I find myself becoming attached to Austin. Places and events, usually. I feel an overwhelming sense of dread when it comes to leaving this city but I’m also plagued with stomachaches, ravenous desires to backpack and move again. I couldn’t think of pursuing yoga teacher training in another city, for example, and I can barely handle missing class on Wednesday nights. I’ve got a favorite drink at a favorite bar. SXSW, I can’t leave Austin before another SXSW. But every day I look in the mirror and tell myself I can’t stay here for much longer. I fantasize over plane tickets. I shy away from year-long leases.
I traced the roots of my tug-of-war on a Saturday night, around midnight. I’m exhausted by the idea of developing deep personal connections, but the lack of these friendships or relationships just fuel the fire that only a plane ticket can put out.
I constantly feel alone, and I blame it on staying in one place. I rely on and long for the romance of single-serving friends, you know, the ones The Narrator mentions in Fight Club before meeting Tyler Durden? The Polish women at Open’er who cackled with me and my friend over Italian men and flip cup. An Australian in a Madrid hostel who told me about a great website for finding hostel jobs. The girls in my hostel room from Brighton who met up with me at a bar after a Tinder date. I couldn’t tell you any of their names, and they don’t remember mine. Attached and detached, without the obligations or expectations of meeting again.
I harshly and unapologetically place these expectations on myself and others when I’m stuck in one place. As a result, I have always felt permanently detached. In every group of friends I’ve ever had I’ve felt like a visitor, an outsider that was accepted, but didn’t belong. The weight of this old pain is just starting to suppress my breathing again. Rejected invitations, for whatever reason, send me into a tailspin. Sharing personal stories in a group closes my throat up. Single-serving friends…they let me enjoy my time. I breathe easier. I’m free to love and share positive energy, without the grasp of any social anxiety.
Admitting this feels unfair. This isn’t a post pointing the blame on a city or the souls of Austin that have welcomed me with open arms and every opportunity in the book. I place more blame, and do so with nothing but love, on moving from place to place. Especially now, maintaining relationships in one place has been overwhelming because I’ve given and received so much energy with other parts of the world.
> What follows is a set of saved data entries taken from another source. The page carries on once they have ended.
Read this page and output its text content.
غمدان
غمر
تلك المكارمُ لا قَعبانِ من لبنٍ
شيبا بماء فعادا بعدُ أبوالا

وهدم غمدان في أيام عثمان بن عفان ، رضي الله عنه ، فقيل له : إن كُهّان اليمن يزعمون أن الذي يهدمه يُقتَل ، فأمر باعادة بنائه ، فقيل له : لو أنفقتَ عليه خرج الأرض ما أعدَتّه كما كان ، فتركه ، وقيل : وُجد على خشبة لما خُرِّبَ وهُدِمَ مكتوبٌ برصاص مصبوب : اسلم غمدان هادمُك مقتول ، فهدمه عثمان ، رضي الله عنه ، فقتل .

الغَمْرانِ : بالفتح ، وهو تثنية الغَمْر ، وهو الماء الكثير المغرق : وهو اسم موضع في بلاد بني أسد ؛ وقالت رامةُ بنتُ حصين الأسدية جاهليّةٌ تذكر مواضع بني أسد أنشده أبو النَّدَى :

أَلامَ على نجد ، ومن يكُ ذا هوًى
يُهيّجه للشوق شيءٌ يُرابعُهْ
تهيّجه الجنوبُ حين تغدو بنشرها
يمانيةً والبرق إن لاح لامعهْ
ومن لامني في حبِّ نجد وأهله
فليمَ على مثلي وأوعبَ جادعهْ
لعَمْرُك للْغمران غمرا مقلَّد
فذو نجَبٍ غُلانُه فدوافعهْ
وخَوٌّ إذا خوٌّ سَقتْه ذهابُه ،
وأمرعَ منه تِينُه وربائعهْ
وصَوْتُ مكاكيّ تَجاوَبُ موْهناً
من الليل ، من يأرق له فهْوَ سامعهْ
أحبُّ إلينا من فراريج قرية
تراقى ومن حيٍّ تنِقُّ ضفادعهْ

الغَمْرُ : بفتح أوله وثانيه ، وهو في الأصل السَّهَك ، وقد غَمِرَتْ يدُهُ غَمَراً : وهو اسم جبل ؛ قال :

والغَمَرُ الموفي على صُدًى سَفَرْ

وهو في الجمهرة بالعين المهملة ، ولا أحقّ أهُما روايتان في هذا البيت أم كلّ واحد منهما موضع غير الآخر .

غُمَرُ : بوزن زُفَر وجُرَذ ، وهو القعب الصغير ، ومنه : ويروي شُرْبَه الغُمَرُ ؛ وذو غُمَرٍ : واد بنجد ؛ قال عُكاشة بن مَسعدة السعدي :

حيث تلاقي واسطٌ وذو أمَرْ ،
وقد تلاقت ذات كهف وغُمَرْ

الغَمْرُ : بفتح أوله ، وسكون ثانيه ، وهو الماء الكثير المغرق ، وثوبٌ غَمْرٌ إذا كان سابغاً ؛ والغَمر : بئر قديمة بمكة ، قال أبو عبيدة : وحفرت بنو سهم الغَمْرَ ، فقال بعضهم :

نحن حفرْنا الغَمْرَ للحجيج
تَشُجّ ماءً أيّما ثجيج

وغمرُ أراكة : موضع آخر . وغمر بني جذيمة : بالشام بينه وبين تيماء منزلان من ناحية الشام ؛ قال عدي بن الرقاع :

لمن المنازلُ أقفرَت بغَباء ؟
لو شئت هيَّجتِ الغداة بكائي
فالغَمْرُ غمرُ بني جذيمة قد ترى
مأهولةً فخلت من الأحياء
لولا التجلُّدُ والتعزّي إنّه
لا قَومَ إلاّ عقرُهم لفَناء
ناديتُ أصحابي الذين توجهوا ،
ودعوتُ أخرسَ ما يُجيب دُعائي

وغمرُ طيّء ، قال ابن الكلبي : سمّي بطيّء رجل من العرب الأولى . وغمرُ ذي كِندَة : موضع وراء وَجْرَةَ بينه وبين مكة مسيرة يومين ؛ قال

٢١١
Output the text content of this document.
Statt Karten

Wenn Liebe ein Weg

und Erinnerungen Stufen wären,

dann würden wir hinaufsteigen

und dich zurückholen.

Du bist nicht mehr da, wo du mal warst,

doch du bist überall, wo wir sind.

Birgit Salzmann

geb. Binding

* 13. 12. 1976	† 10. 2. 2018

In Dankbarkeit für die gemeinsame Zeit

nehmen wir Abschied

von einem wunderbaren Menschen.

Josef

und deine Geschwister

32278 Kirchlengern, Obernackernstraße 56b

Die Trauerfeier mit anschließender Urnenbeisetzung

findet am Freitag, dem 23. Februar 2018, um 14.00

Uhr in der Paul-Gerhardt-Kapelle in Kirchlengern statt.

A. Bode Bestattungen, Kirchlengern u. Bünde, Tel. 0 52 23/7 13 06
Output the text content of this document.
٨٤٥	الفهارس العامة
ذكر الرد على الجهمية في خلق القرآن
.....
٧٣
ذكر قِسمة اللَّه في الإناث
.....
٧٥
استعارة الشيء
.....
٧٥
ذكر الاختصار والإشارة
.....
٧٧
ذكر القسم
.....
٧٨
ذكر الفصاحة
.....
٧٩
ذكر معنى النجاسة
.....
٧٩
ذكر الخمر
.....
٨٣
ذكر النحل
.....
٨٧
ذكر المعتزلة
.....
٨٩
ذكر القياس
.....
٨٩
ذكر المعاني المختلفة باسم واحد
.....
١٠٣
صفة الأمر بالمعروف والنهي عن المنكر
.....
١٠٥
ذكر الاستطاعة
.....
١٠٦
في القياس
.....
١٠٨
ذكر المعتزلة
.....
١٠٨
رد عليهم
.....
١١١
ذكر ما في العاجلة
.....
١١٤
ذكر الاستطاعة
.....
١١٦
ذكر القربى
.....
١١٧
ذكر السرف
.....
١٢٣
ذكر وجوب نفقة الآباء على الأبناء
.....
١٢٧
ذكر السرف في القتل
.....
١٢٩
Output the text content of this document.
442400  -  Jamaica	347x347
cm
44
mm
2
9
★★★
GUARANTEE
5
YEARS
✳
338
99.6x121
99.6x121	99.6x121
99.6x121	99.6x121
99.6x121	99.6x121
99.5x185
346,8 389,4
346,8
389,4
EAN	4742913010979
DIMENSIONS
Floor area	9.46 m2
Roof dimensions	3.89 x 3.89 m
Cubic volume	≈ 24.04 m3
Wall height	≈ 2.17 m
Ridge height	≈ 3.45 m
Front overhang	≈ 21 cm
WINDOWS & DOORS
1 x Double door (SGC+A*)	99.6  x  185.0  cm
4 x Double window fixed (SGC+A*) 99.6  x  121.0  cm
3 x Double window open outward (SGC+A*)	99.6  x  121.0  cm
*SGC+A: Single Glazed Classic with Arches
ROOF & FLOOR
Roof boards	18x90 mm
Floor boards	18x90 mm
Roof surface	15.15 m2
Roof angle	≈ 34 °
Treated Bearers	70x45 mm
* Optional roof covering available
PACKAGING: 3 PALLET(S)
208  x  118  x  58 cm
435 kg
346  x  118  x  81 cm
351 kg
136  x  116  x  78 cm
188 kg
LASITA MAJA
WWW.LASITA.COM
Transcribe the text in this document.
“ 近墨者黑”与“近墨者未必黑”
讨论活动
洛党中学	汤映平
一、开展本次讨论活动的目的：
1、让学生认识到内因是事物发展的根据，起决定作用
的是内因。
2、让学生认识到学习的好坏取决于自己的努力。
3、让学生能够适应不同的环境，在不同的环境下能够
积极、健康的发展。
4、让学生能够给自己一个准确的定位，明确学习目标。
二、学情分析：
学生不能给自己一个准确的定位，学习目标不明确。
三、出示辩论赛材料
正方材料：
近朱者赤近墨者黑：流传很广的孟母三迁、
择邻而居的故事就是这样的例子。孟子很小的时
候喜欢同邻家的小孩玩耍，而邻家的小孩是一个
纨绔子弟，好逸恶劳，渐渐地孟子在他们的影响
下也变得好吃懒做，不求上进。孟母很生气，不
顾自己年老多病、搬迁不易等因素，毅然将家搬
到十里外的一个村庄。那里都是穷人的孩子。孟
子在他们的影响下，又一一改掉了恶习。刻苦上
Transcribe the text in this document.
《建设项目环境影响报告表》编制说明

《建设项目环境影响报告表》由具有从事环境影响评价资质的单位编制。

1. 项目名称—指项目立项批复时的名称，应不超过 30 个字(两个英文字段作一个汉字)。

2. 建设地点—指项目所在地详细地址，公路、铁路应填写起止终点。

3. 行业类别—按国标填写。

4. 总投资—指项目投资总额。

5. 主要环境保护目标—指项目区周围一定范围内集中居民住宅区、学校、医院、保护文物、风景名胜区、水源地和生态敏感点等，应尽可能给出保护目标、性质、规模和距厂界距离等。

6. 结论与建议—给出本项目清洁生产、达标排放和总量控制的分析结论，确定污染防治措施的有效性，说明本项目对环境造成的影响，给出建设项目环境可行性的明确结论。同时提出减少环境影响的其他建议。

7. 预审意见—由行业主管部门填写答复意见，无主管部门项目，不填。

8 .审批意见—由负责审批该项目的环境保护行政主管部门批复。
Traveling doesn’t detach you from a single place just to spite you; there’s only so much of your heart to spare. For every whisper of loneliness I feel in the quiet moments around my house, I feel a longing to where another part of my heart is resting. I created Horcruxes while backpacking.
My heart is broken, but beating and shining, hiding, in different corners of the world. I just know there are stories waiting to be written, between two mysterious, beautiful buildings in Barcelona. Shreds of my heart and a stomachache waiting to happen lay quivering at a bus stop in Edinburgh. I picture my fingerprints on a metal balcony, overlooking Warsaw. Exasperated energy still lingers in Copenhagen, where I discovered I was just living one big dream. Even the places I’ve never seen – I know there are people to love and things to learn and stories to be exchanged. Where will I leave a piece of me next?
When I think I lack connection in a single city, I remember that in fact, we’re all connected to each other, everywhere, infinitely. This lets me sink in comfortably to my armchair, but at the same time fires me up to fall in love with the next city and the next soul. I’m torn, to sum it up in two words. I have no immediate solution. So I find rest in the words of my good friend, Jack: “There was nowhere to go but everywhere, so just keep on rolling under the stars.”